This session is concerned with summary statistics for spacings and interpoint distances.
The lecturer’s R script is available here (right click and save).
For the swedishpines data:
Calculate the estimate of the nearest neighbour distance distribution function \(G\) using Gest.
Plot \(\hat G(r)\) against \(r\)
Plot \(\hat G(r)\) against the theoretical (Poisson) value \(G_{\mbox{pois}}(r) = 1 - \exp(-\lambda \pi r^2)\).
Define Fisher’s variance-stabilising transformation for c.d.f.’s by
Phi <- function(x) asin(sqrt(x))Plot the \(G\) function using the formula Phi(.) ~ Phi(theo) and interpret it.

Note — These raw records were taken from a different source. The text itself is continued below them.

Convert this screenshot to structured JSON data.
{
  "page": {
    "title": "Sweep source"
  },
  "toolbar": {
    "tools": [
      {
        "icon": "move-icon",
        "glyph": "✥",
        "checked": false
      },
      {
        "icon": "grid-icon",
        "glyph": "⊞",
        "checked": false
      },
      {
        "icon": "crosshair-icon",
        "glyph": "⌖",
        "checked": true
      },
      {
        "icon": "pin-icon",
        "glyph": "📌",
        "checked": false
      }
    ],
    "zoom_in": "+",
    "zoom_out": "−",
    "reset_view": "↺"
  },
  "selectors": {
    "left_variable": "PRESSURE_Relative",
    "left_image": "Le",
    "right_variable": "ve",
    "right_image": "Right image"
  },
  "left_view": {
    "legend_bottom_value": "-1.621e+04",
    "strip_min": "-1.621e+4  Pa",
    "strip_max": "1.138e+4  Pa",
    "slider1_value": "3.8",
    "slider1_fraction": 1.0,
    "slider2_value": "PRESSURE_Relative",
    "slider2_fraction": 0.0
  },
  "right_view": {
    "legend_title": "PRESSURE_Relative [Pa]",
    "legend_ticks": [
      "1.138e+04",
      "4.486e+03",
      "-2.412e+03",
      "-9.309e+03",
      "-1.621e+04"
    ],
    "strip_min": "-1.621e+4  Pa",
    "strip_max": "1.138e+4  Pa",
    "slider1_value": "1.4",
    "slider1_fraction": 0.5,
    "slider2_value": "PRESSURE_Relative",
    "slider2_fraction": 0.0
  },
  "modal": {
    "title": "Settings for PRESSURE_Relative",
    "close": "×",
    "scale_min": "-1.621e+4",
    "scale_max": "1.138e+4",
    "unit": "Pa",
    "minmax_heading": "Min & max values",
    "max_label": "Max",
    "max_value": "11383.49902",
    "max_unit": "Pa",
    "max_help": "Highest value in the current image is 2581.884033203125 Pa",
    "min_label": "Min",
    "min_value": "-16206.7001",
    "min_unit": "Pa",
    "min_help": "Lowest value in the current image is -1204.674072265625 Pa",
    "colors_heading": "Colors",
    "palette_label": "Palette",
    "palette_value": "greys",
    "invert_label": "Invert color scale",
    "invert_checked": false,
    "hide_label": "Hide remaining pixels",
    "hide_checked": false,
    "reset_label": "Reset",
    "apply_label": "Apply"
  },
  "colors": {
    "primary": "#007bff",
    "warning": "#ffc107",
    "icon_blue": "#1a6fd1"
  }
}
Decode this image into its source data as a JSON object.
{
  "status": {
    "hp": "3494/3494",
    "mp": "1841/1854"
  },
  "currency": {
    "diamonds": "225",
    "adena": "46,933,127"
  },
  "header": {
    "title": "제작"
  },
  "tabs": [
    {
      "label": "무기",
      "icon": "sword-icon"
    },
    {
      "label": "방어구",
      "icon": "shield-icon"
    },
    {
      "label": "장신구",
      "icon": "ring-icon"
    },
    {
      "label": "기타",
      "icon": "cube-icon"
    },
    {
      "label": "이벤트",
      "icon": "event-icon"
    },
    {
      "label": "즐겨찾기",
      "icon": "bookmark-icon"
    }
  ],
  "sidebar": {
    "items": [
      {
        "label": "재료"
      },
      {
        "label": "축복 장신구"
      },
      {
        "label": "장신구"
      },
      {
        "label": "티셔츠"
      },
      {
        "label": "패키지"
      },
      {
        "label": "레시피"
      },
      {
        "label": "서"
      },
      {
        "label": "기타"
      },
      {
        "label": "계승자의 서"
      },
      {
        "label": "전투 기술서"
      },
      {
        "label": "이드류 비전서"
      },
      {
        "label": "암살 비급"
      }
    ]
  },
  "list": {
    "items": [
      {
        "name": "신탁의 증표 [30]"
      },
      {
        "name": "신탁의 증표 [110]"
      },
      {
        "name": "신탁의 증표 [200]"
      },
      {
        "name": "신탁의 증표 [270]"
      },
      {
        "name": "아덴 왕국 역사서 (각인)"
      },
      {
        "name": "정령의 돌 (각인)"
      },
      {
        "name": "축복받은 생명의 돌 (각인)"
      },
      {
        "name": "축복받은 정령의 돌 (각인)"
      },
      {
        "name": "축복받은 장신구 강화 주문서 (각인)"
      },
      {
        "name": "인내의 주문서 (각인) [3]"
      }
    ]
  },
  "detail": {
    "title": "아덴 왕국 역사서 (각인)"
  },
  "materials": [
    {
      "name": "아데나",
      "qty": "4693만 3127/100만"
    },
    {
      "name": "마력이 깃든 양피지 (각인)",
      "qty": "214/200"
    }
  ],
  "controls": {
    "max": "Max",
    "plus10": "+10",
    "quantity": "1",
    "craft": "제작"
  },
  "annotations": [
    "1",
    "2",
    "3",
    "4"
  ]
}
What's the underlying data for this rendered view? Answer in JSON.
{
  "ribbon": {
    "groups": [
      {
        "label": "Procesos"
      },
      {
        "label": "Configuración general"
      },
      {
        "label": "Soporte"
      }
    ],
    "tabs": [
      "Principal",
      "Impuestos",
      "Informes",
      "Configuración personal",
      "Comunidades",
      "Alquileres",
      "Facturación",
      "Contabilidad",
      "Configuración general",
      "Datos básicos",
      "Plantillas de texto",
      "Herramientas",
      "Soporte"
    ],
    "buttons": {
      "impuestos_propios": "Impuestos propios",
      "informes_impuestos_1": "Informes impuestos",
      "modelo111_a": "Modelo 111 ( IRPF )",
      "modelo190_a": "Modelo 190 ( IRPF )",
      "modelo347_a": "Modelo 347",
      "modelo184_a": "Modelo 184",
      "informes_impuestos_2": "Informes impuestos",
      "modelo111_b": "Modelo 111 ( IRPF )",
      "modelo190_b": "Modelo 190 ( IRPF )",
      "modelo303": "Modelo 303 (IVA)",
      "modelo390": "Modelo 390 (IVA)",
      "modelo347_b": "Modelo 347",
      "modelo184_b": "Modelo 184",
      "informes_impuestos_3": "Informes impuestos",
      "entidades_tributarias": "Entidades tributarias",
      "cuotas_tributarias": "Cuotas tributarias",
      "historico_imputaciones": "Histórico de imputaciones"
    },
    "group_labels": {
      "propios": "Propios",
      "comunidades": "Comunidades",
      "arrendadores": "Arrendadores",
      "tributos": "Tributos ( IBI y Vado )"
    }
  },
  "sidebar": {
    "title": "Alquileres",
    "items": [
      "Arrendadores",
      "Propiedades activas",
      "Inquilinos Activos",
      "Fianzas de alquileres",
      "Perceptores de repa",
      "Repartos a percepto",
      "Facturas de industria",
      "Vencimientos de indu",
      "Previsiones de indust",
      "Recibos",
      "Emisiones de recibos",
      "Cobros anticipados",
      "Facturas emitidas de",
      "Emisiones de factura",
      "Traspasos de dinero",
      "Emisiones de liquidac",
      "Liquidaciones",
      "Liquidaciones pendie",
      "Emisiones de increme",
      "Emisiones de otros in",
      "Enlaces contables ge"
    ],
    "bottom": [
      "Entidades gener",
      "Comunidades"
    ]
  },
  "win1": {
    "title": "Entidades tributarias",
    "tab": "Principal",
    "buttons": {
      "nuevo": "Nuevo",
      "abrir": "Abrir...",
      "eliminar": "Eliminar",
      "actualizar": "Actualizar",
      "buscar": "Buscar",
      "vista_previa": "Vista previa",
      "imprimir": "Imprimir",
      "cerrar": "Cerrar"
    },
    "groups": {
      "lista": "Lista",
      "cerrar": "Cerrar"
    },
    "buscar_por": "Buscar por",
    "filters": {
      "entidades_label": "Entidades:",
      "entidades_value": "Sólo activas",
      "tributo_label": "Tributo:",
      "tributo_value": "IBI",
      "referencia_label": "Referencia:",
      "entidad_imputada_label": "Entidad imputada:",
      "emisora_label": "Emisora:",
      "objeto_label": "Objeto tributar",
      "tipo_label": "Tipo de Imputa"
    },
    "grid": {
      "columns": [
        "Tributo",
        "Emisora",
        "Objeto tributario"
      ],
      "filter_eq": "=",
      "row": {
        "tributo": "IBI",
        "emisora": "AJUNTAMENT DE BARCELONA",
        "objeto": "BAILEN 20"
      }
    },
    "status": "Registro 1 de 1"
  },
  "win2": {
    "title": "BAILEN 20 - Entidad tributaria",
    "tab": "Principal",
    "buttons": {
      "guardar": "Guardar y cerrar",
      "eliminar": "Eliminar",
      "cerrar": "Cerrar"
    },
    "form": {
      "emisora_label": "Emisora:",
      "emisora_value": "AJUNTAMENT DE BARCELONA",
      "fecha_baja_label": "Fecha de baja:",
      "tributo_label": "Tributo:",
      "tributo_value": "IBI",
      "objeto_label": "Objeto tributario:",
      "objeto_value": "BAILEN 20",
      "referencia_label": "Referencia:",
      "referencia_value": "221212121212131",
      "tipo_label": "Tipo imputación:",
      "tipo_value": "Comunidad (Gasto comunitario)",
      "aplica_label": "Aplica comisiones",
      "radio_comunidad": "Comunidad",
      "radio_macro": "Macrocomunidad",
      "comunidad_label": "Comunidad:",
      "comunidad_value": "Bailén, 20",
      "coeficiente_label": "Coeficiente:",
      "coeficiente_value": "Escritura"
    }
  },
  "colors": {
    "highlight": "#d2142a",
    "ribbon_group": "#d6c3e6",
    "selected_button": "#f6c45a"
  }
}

For the swedishpines data:
Calculate the estimate of the nearest neighbour distance distribution function \(F\) using Fest.
Plot \(\hat F(r)\) against \(r\)
Plot \(\hat F(r)\) against the theoretical (Poisson) value \(F_{\mbox{pois}}(r) = 1 - \exp(-\lambda \pi r^2)\).
Define Fisher’s variance-stabilising transformation for c.d.f.’s by
Phi <- function(x) asin(sqrt(x))Plot the \(F\) function using the formula Phi(.) ~ Phi(theo) and interpret it.